Aardappel bewaren na de oogst Hoe aardappelen uit de tuin te houden
De juiste opslag van uw gewas begint met een paar teeltmethoden voorafgaand aan het oogsten. Verminder het water dat u de planten geeft een paar weken vóór de oogst sterk. Hierdoor worden de schillen van de aardappelen harder. Zorg ervoor dat je de wijnstokken helemaal terug laat sterven voordat je het gewas opgraaft. De wijnstokken worden geel en gespikkeld voordat ze volledig dood zijn, waarna ze opdrogen en bruin worden. Wachten tot de plant dood is, zorgt voor de volwassenheid van de spuds. Deze vooroogstbehandelingen zijn cruciale stappen voor het bewaren van aardappelen uit uw tuin.

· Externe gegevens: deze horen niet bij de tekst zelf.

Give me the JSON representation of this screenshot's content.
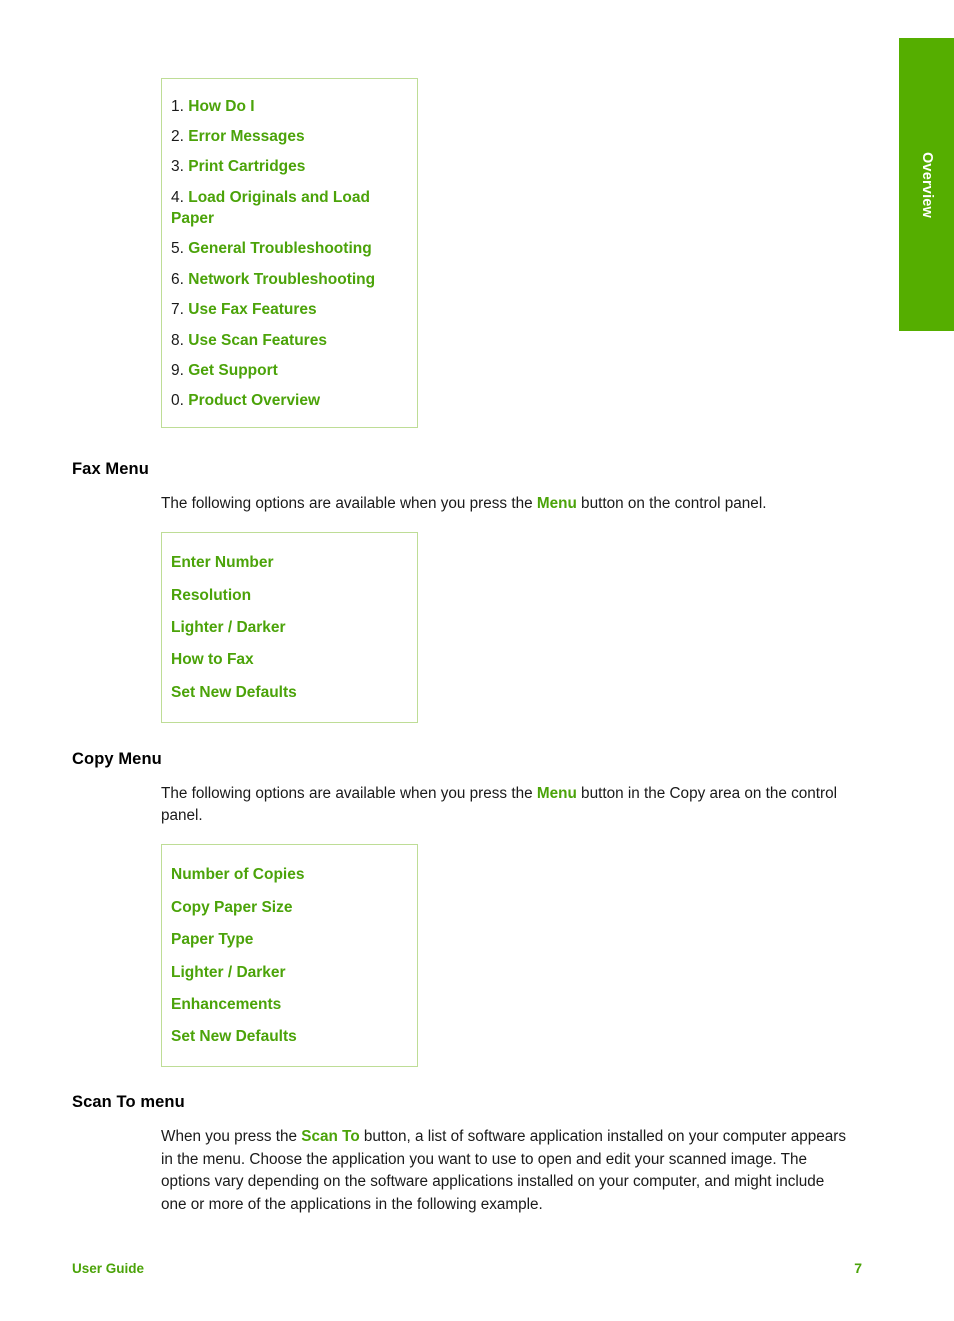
{
  "colors": {
    "accent_green": "#4ba309",
    "tab_green": "#55ae00",
    "box_border": "#bedd96",
    "body_text": "#1a1a1a"
  },
  "chapter_tab": {
    "label": "Overview"
  },
  "top_menu_box": {
    "items": [
      {
        "number": "1.",
        "label": "How Do I"
      },
      {
        "number": "2.",
        "label": "Error Messages"
      },
      {
        "number": "3.",
        "label": "Print Cartridges"
      },
      {
        "number": "4.",
        "label": "Load Originals and Load Paper"
      },
      {
        "number": "5.",
        "label": "General Troubleshooting"
      },
      {
        "number": "6.",
        "label": "Network Troubleshooting"
      },
      {
        "number": "7.",
        "label": "Use Fax Features"
      },
      {
        "number": "8.",
        "label": "Use Scan Features"
      },
      {
        "number": "9.",
        "label": "Get Support"
      },
      {
        "number": "0.",
        "label": "Product Overview"
      }
    ]
  },
  "sections": [
    {
      "title": "Fax Menu",
      "paragraph_before": "The following options are available when you press the ",
      "paragraph_highlight": "Menu",
      "paragraph_after": " button on the control panel.",
      "menu_items": [
        "Enter Number",
        "Resolution",
        "Lighter / Darker",
        "How to Fax",
        "Set New Defaults"
      ]
    },
    {
      "title": "Copy Menu",
      "paragraph_before": "The following options are available when you press the ",
      "paragraph_highlight": "Menu",
      "paragraph_after": " button in the Copy area on the control panel.",
      "menu_items": [
        "Number of Copies",
        "Copy Paper Size",
        "Paper Type",
        "Lighter / Darker",
        "Enhancements",
        "Set New Defaults"
      ]
    },
    {
      "title": "Scan To menu",
      "paragraph_before": "When you press the ",
      "paragraph_highlight": "Scan To",
      "paragraph_after": " button, a list of software application installed on your computer appears in the menu. Choose the application you want to use to open and edit your scanned image. The options vary depending on the software applications installed on your computer, and might include one or more of the applications in the following example."
    }
  ],
  "footer": {
    "left_label": "User Guide",
    "page_number": "7"
  }
}
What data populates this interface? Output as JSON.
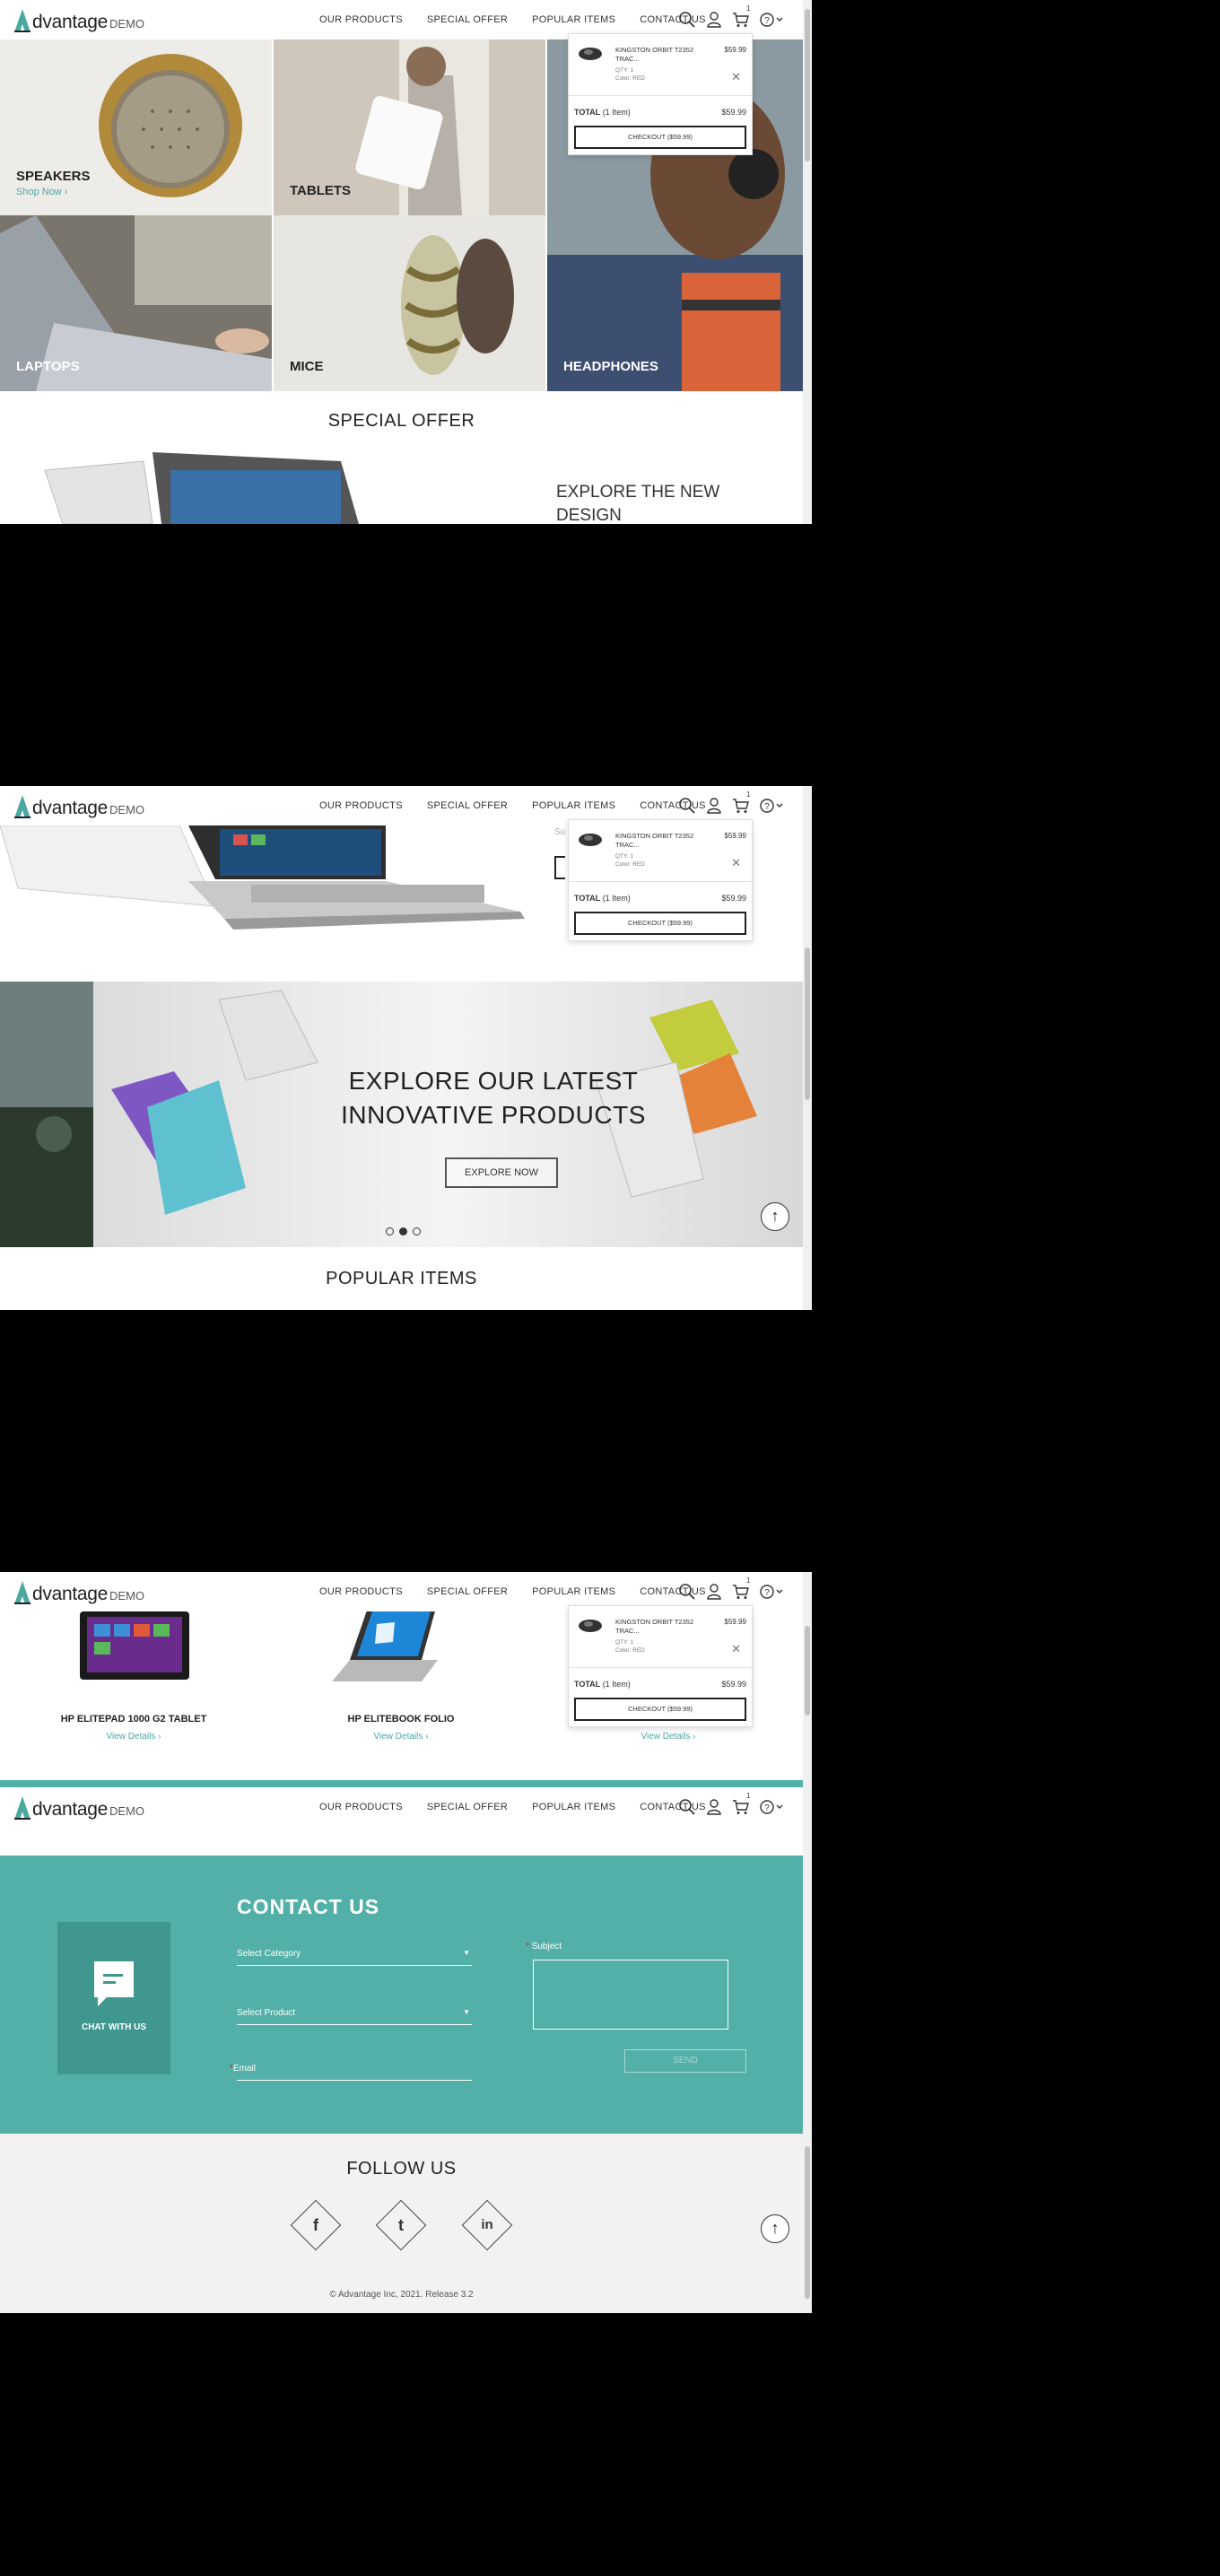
{
  "header": {
    "logo_word": "dvantage",
    "logo_demo": "DEMO",
    "nav": [
      "OUR PRODUCTS",
      "SPECIAL OFFER",
      "POPULAR ITEMS",
      "CONTACT US"
    ],
    "cart_count": "1"
  },
  "cart": {
    "item_name": "KINGSTON ORBIT T2352 TRAC...",
    "item_price": "$59.99",
    "qty": "QTY: 1",
    "color": "Color: RED",
    "total_label": "TOTAL",
    "total_items": "(1 Item)",
    "total_price": "$59.99",
    "checkout": "CHECKOUT ($59.99)"
  },
  "categories": {
    "speakers": "SPEAKERS",
    "shop_now": "Shop Now ›",
    "tablets": "TABLETS",
    "laptops": "LAPTOPS",
    "mice": "MICE",
    "headphones": "HEADPHONES"
  },
  "special_offer": {
    "heading": "SPECIAL OFFER",
    "explore_text": "EXPLORE THE NEW DESIGN",
    "sub_stub": "Su"
  },
  "hero": {
    "title_line1": "EXPLORE OUR LATEST",
    "title_line2": "INNOVATIVE PRODUCTS",
    "button": "EXPLORE NOW",
    "active_dot": 2
  },
  "popular": {
    "heading": "POPULAR ITEMS",
    "items": [
      {
        "name": "HP ELITEPAD 1000 G2 TABLET",
        "link": "View Details ›"
      },
      {
        "name": "HP ELITEBOOK FOLIO",
        "link": "View Details ›"
      },
      {
        "name": "",
        "link": "View Details ›"
      }
    ]
  },
  "contact": {
    "heading": "CONTACT US",
    "chat": "CHAT WITH US",
    "category": "Select Category",
    "product": "Select Product",
    "email": "Email",
    "subject": "Subject",
    "send": "SEND"
  },
  "follow": {
    "heading": "FOLLOW US",
    "networks": [
      "f",
      "t",
      "in"
    ]
  },
  "footer": {
    "copyright": "© Advantage Inc, 2021. Release 3.2"
  },
  "colors": {
    "accent": "#53b0a8",
    "link": "#4aa8a0"
  }
}
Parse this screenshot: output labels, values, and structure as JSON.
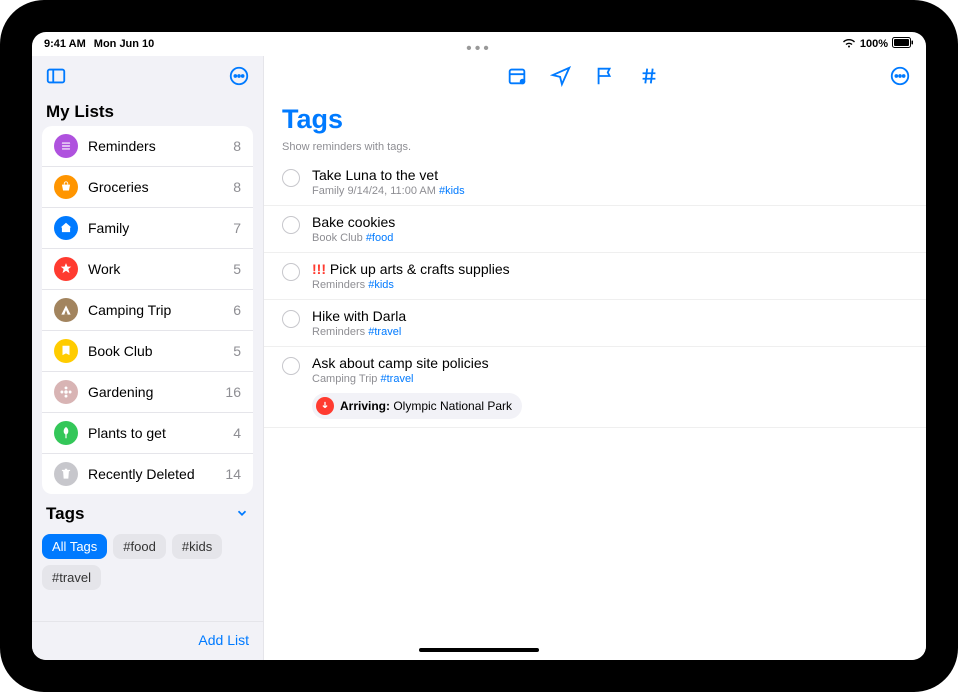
{
  "status": {
    "time": "9:41 AM",
    "date": "Mon Jun 10",
    "battery": "100%"
  },
  "sidebar": {
    "section_title": "My Lists",
    "lists": [
      {
        "label": "Reminders",
        "count": "8",
        "color": "#af52de"
      },
      {
        "label": "Groceries",
        "count": "8",
        "color": "#ff9500"
      },
      {
        "label": "Family",
        "count": "7",
        "color": "#007aff"
      },
      {
        "label": "Work",
        "count": "5",
        "color": "#ff3b30"
      },
      {
        "label": "Camping Trip",
        "count": "6",
        "color": "#a2845e"
      },
      {
        "label": "Book Club",
        "count": "5",
        "color": "#ffcc00"
      },
      {
        "label": "Gardening",
        "count": "16",
        "color": "#d8b4b4"
      },
      {
        "label": "Plants to get",
        "count": "4",
        "color": "#34c759"
      },
      {
        "label": "Recently Deleted",
        "count": "14",
        "color": "#c7c7cc"
      }
    ],
    "tags_title": "Tags",
    "tags": [
      {
        "label": "All Tags",
        "selected": true
      },
      {
        "label": "#food",
        "selected": false
      },
      {
        "label": "#kids",
        "selected": false
      },
      {
        "label": "#travel",
        "selected": false
      }
    ],
    "add_list": "Add List"
  },
  "content": {
    "title": "Tags",
    "subtitle": "Show reminders with tags.",
    "reminders": [
      {
        "title": "Take Luna to the vet",
        "meta_prefix": "Family  9/14/24, 11:00 AM  ",
        "tag": "#kids",
        "priority": ""
      },
      {
        "title": "Bake cookies",
        "meta_prefix": "Book Club  ",
        "tag": "#food",
        "priority": ""
      },
      {
        "title": "Pick up arts & crafts supplies",
        "meta_prefix": "Reminders  ",
        "tag": "#kids",
        "priority": "!!! "
      },
      {
        "title": "Hike with Darla",
        "meta_prefix": "Reminders  ",
        "tag": "#travel",
        "priority": ""
      },
      {
        "title": "Ask about camp site policies",
        "meta_prefix": "Camping Trip  ",
        "tag": "#travel",
        "priority": ""
      }
    ],
    "location": {
      "label": "Arriving:",
      "place": " Olympic National Park"
    }
  }
}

Een overweging om aardappelen op te slaan is aan het genezen. Uitharding is een proces dat de schil van de knollen nog harder maakt. Plaats de aardappelen op gematigde temperaturen maar met een hoge luchtvochtigheid gedurende tien dagen. Reinig de aardappelen nadat je ze hebt opgegraven en plaats ze in een kartonnen doos of open papieren zakken in een kamer die 65 F. (18 C.) is en een luchtvochtigheid tot 95 procent.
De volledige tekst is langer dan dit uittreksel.